Ganz großes Kino: „Kuss der Spinnenfrau“ als spartenübergreifendes Großereignis und mit überragenden Darstellern - Gießener Anzeiger

09.12.2014

Ganz großes Kino, herzzerreißend traurig und umwerfend komisch. Nicht etwa im Kinopolis am Berliner Platz, sondern schräg gegenüber im Stadttheater. Gegeben wird das Musical „Der Kuss der Spinnenfrau“. Alles in bester 3D-Qualität, Sound und Lichteffekte vom Feinsten. Und das Beste daran: alles live – Schauspieler, Sänger, Musiker und Tänzer. Erfolgsgaranten als Sänger sind dabei die Gießener Publikumslieblinge Sophie Berner und Andrea M. Pagani; hinzu kommt Musical-Star Thomas Christ. Die Regie bei diesem spartenübergreifenden Großereignis hat Intendantin Cathérine Miville übernommen, und Bühnenbildner Lukas Noll zaubert ein weiteres Meisterwerk an Bildern und Räumen auf die Bühne. Die Kostüme stammen von José-Manuel Vazquez. Unübertroffen wieder Tarek Assam mit seiner Tanzcompagnie, die dem Ganzen den richtigen Pfiff verleiht. Die musikalische Leitung schließlich liegt in den Händen von Gastdirigent Andreas Kowalewitz.

Erschreckend glaubhaft

Namen, Namen, Namen: Eine wichtige Rolle im Gesamtgefüge hat auch der Theaterchor unter Leitung von Jan Hoffmann, und in den Rollen als Gefängnisdirektorin beziehungsweise Gefängniswärter sind Petra Soltau, Harald Pfeiffer und Maximilian Schmidt erschreckend glaubhaft. Wenn alle zusammenkommen, sind über 40 Menschen auf der Bühne versammelt, singend, tanzend, revoltierend.

Exquisite Begleitung

Stimmt das Bühnenbild zum Auftakt, ist schon die halbe Miete zum Gelingen einer Aufführung verdient. Beim „Kuss der Spinnenfrau“ stellt sich sofort der Wow-Effekt ein. Ein riesiges Spinnennetz bis in die hintersten Winkel des Bühnenraumes, in den Vordergrund schieben sich wenig später die hohen Gitter des Foltergefängnisses eines totalitären Staates. Dazu bewusst grell die Bläserklänge des Philharmonischen Orchesters Gießen, das an diesem Abend wieder eine exquisite musikalische Begleitung der dramatischen Ereignisse auf der Bühne präsentiert. Ganz klein im Hintergrund zunächst die Zelle der beiden so unterschiedlichen Gefangenen. Der Marxist Valentin (Thomas Christ) wird von der Gefängnisdirektorin (Petra Soltau) gezielt in eine Zelle mit Molina, einem homosexuellen Schaufensterdekorateur (Andrea M. Pagani), gesteckt. Sie erhofft sich, von Molina mehr über Valentins politische Verbindungsleute zu erfahren. Die anfängliche Ablehnung Valentins gegenüber der „Schwuchtel“ wandelt sich bald in Zuneigung zu einem warmherzigen Menschen mit großem Erzähltalent und einer alles übertreffenden Fantasie. Pagani erweist sich als ganz hervorragende Besetzung des Molina, der nicht nur mit seiner großartigen Stimme überzeugt, sondern mit seinem feinen Humor das Publikum immer wieder zum Lachen bringt. Und Thomas Christ als Marxist Valentin ist gerade die richtige Komplettierung: Ebenfalls mit einer kraftvollen, wunderbaren Stimme ausgestattet, gibt er mit ernstem Gesichtsausdruck den linientreuen Marxisten.
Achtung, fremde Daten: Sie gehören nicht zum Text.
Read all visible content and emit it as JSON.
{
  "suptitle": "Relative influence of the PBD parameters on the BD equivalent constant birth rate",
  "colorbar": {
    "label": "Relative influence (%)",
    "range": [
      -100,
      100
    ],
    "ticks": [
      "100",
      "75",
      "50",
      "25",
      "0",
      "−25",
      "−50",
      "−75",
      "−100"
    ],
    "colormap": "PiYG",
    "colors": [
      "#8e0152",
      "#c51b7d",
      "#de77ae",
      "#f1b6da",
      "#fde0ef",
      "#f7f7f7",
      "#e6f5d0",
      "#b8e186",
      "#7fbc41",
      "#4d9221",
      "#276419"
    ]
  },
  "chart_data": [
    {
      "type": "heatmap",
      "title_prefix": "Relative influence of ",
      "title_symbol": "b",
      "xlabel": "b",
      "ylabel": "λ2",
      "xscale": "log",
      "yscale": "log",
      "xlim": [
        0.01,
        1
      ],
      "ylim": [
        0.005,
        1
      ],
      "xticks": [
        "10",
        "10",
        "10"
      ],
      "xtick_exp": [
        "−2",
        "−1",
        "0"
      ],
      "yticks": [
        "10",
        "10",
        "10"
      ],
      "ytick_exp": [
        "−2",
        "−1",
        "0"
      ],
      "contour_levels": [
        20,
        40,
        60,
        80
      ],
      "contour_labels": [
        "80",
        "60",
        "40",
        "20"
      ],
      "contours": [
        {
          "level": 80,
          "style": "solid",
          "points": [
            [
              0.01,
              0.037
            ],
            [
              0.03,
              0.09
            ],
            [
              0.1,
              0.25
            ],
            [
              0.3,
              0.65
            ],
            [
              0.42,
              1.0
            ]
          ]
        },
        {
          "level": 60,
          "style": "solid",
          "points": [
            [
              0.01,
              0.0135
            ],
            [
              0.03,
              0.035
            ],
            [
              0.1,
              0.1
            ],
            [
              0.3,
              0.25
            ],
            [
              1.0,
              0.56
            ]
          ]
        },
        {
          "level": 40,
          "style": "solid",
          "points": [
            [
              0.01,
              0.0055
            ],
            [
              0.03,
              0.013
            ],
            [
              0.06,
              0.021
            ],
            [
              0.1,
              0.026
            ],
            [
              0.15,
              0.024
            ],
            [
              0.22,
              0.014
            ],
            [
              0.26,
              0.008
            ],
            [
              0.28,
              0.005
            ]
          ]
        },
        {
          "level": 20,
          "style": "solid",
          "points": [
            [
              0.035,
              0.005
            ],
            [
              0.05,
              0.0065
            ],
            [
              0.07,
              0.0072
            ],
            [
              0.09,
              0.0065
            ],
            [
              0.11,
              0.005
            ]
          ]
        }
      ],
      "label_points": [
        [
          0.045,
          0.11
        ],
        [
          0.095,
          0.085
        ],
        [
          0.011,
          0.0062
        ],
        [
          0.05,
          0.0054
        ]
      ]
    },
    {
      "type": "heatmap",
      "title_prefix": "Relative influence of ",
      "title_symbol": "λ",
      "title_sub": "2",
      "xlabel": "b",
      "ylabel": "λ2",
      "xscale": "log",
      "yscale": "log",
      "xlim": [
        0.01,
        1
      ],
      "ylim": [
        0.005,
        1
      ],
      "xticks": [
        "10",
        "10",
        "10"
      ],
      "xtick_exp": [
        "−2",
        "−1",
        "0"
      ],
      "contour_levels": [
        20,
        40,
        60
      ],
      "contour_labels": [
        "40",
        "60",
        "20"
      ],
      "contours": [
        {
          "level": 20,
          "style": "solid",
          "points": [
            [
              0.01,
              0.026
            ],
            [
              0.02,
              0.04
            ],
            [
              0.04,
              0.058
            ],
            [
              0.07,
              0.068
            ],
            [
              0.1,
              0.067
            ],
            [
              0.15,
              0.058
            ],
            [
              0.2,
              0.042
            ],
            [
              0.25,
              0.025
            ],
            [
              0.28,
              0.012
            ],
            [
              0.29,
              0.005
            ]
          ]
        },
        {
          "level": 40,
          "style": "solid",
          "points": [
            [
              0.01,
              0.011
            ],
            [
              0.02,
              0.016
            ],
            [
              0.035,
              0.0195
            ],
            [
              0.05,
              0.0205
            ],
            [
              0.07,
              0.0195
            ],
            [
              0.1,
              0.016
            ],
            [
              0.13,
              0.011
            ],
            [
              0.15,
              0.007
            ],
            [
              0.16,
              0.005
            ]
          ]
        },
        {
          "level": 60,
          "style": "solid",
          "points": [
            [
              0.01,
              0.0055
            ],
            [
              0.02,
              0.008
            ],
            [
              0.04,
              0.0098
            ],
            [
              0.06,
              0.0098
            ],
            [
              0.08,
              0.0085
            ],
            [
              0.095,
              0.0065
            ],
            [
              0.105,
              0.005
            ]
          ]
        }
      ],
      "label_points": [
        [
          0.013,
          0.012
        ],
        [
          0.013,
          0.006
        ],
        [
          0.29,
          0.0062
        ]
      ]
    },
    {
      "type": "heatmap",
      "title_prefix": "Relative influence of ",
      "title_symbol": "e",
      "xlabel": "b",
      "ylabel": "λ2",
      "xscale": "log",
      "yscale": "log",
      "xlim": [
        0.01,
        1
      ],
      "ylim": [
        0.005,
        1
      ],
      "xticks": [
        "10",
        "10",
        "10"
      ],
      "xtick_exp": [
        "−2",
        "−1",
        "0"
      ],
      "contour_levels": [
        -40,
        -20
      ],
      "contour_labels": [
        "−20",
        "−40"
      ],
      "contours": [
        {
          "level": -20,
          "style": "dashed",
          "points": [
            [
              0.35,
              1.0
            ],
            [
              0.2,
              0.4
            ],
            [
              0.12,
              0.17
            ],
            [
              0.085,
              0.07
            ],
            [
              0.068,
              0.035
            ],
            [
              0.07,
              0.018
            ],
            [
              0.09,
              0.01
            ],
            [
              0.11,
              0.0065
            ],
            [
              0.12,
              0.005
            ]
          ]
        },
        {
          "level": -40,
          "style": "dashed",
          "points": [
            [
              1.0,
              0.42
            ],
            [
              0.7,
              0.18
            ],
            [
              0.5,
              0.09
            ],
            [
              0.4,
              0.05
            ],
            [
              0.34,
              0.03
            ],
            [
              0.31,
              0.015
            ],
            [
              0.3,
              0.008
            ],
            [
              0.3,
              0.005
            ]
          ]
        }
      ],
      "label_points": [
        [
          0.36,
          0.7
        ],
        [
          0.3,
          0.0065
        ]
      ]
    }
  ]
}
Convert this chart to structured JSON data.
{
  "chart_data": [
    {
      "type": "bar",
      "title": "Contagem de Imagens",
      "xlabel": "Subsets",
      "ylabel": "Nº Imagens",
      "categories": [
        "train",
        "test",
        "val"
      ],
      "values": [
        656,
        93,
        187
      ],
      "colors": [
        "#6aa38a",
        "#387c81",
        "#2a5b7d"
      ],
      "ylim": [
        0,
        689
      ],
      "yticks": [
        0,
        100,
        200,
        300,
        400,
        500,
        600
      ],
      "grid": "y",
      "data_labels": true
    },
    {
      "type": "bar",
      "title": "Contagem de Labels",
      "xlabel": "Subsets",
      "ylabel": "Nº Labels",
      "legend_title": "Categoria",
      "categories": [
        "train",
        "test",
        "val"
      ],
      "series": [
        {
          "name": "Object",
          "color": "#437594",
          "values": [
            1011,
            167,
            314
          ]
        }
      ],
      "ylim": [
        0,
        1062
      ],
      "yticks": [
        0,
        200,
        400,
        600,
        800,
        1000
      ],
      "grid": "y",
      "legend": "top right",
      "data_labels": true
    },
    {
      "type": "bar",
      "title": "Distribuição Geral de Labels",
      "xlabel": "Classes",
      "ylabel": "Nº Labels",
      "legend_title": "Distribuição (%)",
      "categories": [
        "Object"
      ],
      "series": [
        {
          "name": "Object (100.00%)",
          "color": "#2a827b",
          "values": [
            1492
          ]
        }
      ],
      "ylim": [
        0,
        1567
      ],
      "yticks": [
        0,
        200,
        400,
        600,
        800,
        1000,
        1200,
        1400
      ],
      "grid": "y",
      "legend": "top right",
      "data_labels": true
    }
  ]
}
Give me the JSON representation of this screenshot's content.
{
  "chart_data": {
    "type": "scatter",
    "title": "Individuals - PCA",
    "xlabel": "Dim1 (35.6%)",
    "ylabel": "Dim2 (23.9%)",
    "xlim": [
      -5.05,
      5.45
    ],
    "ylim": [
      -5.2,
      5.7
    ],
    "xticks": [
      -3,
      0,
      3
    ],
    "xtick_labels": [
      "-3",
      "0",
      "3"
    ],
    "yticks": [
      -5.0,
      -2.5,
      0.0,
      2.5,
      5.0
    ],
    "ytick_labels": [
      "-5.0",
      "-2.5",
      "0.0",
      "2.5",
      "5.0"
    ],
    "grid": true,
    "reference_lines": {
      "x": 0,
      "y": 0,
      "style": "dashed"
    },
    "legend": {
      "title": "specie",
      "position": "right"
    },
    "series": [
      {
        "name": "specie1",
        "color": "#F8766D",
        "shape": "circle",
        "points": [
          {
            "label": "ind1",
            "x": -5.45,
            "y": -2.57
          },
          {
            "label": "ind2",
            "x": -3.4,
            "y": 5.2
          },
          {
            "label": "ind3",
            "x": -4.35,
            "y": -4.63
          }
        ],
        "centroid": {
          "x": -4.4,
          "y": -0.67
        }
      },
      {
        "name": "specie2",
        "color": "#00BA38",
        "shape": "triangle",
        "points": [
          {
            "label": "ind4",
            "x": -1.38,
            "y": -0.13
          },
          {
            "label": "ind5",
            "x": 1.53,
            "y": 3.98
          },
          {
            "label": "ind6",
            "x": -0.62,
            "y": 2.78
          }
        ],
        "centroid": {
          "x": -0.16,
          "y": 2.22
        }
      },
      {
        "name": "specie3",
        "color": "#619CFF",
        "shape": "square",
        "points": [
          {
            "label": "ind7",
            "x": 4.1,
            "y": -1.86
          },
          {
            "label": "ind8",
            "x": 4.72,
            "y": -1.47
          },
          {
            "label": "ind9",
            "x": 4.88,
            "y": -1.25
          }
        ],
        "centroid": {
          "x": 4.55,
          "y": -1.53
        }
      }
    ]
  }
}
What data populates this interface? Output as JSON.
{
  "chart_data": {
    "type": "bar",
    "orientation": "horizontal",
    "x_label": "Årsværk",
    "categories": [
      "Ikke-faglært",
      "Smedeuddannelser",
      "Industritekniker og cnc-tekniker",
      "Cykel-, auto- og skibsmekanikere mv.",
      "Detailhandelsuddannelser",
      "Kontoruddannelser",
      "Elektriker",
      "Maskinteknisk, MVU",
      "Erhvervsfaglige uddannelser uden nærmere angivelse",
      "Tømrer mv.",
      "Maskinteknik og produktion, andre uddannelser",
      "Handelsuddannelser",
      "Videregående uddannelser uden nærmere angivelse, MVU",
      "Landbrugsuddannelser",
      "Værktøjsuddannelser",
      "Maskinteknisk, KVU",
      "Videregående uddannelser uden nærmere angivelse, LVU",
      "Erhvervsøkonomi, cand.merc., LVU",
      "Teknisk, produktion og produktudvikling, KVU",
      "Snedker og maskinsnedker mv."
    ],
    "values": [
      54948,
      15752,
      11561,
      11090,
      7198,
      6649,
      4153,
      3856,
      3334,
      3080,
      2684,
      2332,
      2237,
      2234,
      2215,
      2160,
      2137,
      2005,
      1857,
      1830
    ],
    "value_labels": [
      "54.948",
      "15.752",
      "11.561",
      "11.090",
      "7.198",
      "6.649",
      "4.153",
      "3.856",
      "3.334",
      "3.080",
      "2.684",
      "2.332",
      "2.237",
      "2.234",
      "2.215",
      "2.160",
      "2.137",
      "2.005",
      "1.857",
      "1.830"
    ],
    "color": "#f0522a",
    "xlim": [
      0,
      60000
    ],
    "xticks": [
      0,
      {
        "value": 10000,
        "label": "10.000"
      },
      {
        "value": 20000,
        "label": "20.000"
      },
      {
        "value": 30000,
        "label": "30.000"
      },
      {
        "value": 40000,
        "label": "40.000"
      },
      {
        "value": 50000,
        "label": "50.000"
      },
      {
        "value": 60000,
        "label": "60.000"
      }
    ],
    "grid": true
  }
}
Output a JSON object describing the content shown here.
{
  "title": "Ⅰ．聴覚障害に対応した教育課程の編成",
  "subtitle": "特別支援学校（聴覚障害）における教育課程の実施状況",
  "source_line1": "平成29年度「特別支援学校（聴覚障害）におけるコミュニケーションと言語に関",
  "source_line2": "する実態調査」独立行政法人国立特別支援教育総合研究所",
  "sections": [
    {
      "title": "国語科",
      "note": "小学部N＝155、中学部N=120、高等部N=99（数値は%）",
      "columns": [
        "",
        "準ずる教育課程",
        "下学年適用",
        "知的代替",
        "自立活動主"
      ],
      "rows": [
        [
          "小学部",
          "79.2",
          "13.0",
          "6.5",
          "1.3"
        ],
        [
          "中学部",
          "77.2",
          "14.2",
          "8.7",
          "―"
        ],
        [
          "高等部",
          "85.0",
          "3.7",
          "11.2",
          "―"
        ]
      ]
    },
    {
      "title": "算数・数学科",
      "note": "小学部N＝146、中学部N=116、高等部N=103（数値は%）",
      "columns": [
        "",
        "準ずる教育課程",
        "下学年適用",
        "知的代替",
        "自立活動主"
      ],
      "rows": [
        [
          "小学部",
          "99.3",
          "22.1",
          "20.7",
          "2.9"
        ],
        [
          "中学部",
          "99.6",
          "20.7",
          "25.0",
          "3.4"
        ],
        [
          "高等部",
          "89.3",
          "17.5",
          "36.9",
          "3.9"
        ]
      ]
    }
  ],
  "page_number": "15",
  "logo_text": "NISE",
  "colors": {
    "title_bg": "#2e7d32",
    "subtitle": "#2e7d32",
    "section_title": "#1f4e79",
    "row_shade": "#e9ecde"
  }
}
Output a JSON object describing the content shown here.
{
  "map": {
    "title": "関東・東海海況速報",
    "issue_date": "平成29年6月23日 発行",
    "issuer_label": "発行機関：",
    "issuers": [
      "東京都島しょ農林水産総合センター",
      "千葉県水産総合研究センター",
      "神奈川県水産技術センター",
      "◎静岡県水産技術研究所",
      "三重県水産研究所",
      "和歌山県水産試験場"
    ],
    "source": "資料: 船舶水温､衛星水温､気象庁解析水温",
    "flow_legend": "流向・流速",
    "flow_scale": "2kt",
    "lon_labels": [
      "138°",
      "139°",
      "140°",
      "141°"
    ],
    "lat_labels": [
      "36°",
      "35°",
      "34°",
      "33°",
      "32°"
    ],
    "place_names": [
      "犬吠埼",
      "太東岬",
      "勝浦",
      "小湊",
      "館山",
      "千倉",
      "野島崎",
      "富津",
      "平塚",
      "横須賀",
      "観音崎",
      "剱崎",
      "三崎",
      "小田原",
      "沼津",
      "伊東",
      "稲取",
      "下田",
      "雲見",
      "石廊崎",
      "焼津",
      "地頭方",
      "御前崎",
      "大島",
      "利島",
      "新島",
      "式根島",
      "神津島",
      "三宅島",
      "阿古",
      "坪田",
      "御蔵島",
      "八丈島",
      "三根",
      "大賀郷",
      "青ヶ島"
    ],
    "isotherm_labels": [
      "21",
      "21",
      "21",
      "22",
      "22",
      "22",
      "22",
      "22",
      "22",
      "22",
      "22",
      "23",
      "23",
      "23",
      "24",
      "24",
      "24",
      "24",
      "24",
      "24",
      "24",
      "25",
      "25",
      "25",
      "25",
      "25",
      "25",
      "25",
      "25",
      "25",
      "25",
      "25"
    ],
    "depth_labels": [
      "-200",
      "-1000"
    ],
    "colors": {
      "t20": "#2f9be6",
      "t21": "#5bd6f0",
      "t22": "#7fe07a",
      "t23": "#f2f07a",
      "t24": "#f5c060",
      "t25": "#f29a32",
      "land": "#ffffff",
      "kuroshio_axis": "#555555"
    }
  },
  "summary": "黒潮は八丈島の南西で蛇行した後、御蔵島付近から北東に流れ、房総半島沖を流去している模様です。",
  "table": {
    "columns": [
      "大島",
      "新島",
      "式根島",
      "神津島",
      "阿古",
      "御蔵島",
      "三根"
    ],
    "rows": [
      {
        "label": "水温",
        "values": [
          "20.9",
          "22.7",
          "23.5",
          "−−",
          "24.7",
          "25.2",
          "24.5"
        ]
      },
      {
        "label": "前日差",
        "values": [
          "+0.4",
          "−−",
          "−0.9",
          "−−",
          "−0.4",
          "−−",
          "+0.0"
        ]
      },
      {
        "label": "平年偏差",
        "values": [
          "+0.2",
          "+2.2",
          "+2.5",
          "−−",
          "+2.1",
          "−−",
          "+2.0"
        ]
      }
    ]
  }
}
Das Geheimnis ihres tristen Zellenlebens: Molina lässt Valentin an der Fantasiewelt alter Film teilhaben, erzählt von der schönen Aurora, gespielt von der hinreißenden Sophie Berner, die mit Tanz und Glamour alle Schrecken des Gefängnisses überstrahlt.

Die Kraft dieser Geschichte erwächst aus dem fast übergangslosen Wechsel von grausamer Realität und strahlender Fantasiewelt. Und in der Mitte zwischen allem Geschehen lauert die Spinnenfrau (ebenfalls Sophie Berner) in ihrem Netz, die mit erotischen Reizen lockt und mit ihren Küssen alles Lebendige tötet.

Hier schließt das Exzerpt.